Good news and bad news: the good news is that most proxies will respect you serving your ServiceWorker scripts with Cache-Control: no-cache
or Cache-Control: private
. Between that and the browser turning off heuristic caching for ServiceWorker script resources, most requests for updated ServiceWorkers will get to the right places. But not if something is really wonky and/or DNS is compromised. To prevent your app getting pwn'd by terrible proxies and captive portals, you'll need to serve the script (and most of the resources) in such a way that they payloads can't be inspected (and therefore cached). Yes, that means SSL.
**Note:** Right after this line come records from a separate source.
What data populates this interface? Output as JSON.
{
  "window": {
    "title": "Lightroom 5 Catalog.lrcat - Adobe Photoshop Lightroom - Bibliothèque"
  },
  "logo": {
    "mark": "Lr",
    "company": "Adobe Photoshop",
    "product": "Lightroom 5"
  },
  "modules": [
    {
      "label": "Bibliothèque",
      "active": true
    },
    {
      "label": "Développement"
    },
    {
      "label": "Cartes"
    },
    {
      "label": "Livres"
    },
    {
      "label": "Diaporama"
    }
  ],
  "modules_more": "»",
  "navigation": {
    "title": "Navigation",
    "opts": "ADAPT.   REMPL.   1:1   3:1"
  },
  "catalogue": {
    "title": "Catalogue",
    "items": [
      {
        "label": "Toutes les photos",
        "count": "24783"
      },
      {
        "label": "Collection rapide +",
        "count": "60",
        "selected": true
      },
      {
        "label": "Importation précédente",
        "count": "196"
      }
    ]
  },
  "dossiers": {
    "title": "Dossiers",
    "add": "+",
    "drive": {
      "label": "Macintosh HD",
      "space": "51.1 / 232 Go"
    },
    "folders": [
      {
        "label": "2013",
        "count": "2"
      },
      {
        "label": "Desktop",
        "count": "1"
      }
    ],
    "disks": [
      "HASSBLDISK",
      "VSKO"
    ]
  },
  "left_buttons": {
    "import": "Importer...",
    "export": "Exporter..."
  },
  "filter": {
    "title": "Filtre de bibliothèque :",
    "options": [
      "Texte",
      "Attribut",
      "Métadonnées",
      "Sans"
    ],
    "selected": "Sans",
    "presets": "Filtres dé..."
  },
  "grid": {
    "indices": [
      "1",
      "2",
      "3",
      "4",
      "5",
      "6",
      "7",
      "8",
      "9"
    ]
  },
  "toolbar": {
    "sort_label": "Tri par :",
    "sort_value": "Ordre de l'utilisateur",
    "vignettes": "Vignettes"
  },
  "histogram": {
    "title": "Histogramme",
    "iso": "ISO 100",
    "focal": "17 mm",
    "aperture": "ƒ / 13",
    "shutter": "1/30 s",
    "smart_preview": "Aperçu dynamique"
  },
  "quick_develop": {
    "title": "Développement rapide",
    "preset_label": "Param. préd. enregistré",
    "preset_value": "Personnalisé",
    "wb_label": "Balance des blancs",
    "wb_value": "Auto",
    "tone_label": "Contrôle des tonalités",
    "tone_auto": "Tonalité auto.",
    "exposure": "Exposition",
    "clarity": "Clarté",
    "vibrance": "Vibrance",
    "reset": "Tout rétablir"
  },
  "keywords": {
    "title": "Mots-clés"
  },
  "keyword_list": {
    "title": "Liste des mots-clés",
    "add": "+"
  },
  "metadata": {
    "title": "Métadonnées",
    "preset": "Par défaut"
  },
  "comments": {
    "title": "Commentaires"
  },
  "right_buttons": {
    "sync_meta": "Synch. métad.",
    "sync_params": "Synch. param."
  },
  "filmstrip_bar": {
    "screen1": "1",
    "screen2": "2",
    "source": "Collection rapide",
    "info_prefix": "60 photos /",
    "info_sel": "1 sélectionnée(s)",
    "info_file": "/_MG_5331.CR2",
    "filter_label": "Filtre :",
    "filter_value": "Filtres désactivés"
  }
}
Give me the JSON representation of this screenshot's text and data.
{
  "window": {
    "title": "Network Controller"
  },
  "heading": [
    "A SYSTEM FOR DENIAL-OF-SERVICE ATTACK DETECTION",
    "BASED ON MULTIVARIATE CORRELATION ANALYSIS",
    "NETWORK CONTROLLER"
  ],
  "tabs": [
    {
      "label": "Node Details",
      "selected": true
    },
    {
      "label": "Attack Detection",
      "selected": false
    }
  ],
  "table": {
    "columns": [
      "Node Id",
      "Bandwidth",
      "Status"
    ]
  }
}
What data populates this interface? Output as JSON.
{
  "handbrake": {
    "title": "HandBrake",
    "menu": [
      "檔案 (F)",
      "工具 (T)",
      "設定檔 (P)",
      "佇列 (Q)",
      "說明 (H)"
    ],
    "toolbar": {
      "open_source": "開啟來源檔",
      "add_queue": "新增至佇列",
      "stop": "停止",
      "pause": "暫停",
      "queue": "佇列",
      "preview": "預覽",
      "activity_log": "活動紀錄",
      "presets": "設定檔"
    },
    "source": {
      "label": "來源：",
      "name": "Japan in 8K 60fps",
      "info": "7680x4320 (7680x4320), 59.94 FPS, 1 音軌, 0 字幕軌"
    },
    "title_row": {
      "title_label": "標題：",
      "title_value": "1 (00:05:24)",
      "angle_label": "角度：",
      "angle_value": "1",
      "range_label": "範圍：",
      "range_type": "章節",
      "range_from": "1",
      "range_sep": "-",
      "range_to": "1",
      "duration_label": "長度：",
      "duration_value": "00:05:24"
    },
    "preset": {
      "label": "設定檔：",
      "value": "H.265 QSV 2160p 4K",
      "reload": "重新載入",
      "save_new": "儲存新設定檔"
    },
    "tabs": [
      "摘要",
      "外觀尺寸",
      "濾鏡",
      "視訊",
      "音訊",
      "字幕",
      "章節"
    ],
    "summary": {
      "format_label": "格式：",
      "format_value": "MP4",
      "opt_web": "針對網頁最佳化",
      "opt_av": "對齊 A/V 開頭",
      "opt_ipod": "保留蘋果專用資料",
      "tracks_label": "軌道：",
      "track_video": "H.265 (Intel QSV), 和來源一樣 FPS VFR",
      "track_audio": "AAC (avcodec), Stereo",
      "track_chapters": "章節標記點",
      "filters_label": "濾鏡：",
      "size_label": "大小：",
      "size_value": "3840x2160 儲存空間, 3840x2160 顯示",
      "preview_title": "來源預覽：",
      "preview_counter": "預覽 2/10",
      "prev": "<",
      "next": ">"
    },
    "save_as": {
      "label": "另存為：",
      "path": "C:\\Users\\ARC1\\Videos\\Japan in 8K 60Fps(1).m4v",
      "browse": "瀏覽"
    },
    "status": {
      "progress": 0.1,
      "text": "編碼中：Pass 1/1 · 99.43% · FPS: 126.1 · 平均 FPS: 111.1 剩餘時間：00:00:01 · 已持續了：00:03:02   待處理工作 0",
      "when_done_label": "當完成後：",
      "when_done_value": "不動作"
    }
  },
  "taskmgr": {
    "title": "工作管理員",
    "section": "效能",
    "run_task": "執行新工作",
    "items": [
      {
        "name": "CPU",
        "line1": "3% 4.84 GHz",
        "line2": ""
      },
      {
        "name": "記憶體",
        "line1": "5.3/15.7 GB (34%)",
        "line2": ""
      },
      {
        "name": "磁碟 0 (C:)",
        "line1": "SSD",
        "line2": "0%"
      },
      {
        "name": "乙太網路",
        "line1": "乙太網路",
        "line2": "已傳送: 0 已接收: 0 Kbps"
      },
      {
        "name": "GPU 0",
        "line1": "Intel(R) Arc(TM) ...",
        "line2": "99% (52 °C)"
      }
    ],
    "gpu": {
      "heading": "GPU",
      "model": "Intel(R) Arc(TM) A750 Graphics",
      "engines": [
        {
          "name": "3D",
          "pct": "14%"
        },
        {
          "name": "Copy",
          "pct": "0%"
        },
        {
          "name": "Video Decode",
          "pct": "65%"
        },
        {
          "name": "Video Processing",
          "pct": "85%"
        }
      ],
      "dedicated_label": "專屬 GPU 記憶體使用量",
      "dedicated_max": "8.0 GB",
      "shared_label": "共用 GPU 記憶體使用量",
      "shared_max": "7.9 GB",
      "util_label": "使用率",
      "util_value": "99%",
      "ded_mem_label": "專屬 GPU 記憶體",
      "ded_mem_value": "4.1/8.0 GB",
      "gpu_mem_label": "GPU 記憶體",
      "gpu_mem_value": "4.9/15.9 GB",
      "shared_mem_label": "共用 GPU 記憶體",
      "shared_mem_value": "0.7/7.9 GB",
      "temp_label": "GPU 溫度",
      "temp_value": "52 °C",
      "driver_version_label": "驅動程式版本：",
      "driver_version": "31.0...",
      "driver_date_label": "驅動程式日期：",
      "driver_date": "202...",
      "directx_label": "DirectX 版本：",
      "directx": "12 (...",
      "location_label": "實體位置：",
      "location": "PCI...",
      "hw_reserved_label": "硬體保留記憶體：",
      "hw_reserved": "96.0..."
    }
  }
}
Oh, don't give me that look. You knew you were going to have to do it.
TODO(slightlyoff)
TODO(slightlyoff): what happens if an ServiceWorker script matches the page's CSP policy but an importScript()'d resource doesn't?
They're gone. Just gone.
With the exception of importScripts()
(covered at length above), ServiceWorkers expose no synchronous APIs. No sync XHR, no sync IDB, nothing.
Why?
Glad you asked: ServiceWorker scripts live and die by their ability to respond quickly to requests. In fact, if a ServiceWorker takes too long to do anything, browsers can just simply kill them. If your importScript()
call takes too long, dead. If your event handlers take too long, dead. Them's the breaks when you're in the fast-path for content fetching.
Remember that there's only one ServiceWorker running at a time, meaning that if many resources need to be handled, the ServiceWorker needs to be free to start making decisions about them, and that means getting out of the way and giving some other request a chance. To help enable good performance behavior, all of the APIs that might otherwise lock up the ServiceWorker have been taken away and all of the APIs that you respond with content to deal with Promises
to enable you to do work asynchronously.
Keeping your ServiceWorkers responsive is your job. Making that easier than not is the job of the spec authors, and removing synchronous guns pointed straight at the feet of your application is one way they've done that.